May 6, 2022 — Fishermen on the South Fork are angered by the placement in August of several dozen 500-pound concrete blocks on the ocean floor off Wainscott, moorings for the telemetry devices in use for the South Fork Wind Fisheries Study Work Plan that was a condition for the East Hampton Town Trustees’ lease agreement allowing the South Fork Wind farm’s transmission cable to make landfall on a beach under their jurisdiction.
Researchers with Stony Brook University who are conducting the five-year study required of the wind farm’s developers are at present on a regular visit to the sensor array to collect data, replace batteries, and deploy new, smaller, and retrievable moorings alongside the existing 500-pound blocks. A spokeswoman for the developers, Orsted U.S. Offshore Wind and Eversource Energy, said on Tuesday that the original moorings will be removed.

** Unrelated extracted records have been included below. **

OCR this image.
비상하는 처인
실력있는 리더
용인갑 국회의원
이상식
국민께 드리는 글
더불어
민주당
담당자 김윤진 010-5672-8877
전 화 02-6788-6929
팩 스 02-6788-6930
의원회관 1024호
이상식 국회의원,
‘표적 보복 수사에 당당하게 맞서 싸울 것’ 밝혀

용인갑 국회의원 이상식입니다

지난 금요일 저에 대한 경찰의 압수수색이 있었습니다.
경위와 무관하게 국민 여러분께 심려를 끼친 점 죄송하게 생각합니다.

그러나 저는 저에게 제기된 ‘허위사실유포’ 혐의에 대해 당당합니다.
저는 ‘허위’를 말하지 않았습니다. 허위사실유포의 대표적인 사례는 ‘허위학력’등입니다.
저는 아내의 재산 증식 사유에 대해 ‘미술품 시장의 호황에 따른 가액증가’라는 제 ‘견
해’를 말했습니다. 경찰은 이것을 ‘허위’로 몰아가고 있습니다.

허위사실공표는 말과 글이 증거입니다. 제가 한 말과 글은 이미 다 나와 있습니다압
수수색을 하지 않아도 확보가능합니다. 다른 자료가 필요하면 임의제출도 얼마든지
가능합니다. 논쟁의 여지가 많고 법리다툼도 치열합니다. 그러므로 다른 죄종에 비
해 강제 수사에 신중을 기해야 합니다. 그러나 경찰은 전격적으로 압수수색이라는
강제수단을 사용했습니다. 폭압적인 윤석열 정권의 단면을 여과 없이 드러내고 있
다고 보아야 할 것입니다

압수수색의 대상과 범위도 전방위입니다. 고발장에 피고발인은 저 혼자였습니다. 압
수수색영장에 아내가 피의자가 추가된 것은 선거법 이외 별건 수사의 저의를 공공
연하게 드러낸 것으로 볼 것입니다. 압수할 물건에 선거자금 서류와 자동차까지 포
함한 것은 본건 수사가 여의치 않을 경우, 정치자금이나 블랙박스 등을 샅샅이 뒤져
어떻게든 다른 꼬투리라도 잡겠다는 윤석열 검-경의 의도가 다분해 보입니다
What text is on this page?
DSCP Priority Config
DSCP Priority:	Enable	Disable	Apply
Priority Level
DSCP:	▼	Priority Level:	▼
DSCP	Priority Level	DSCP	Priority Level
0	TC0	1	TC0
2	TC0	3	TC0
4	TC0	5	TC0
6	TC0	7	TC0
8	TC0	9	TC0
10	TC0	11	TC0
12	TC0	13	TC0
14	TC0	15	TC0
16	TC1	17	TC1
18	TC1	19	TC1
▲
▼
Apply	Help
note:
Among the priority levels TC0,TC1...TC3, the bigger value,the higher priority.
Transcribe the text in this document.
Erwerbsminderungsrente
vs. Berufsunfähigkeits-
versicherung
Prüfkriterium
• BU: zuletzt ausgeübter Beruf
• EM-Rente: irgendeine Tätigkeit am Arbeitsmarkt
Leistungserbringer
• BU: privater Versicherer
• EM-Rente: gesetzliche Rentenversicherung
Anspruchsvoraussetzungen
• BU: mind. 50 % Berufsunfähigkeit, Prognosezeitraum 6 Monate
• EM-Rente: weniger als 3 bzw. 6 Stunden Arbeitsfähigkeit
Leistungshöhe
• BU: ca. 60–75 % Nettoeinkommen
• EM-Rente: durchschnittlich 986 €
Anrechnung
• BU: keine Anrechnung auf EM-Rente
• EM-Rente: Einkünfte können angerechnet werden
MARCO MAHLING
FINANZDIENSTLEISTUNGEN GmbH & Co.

Bonnie Brady, executive director of the Long Island Commercial Fishing Association, criticized the deployment of the concrete blocks on the sea floor where dozens of boats fish. She described the area as “a really busy squid, fluke, all-of-it area,” she said on Monday. “Why would academia treat fishermen so poorly when they’ve got a body of knowledge academics can’t begin to?” For trawl fishermen, the concrete blocks are a hazard, Ms. Brady said.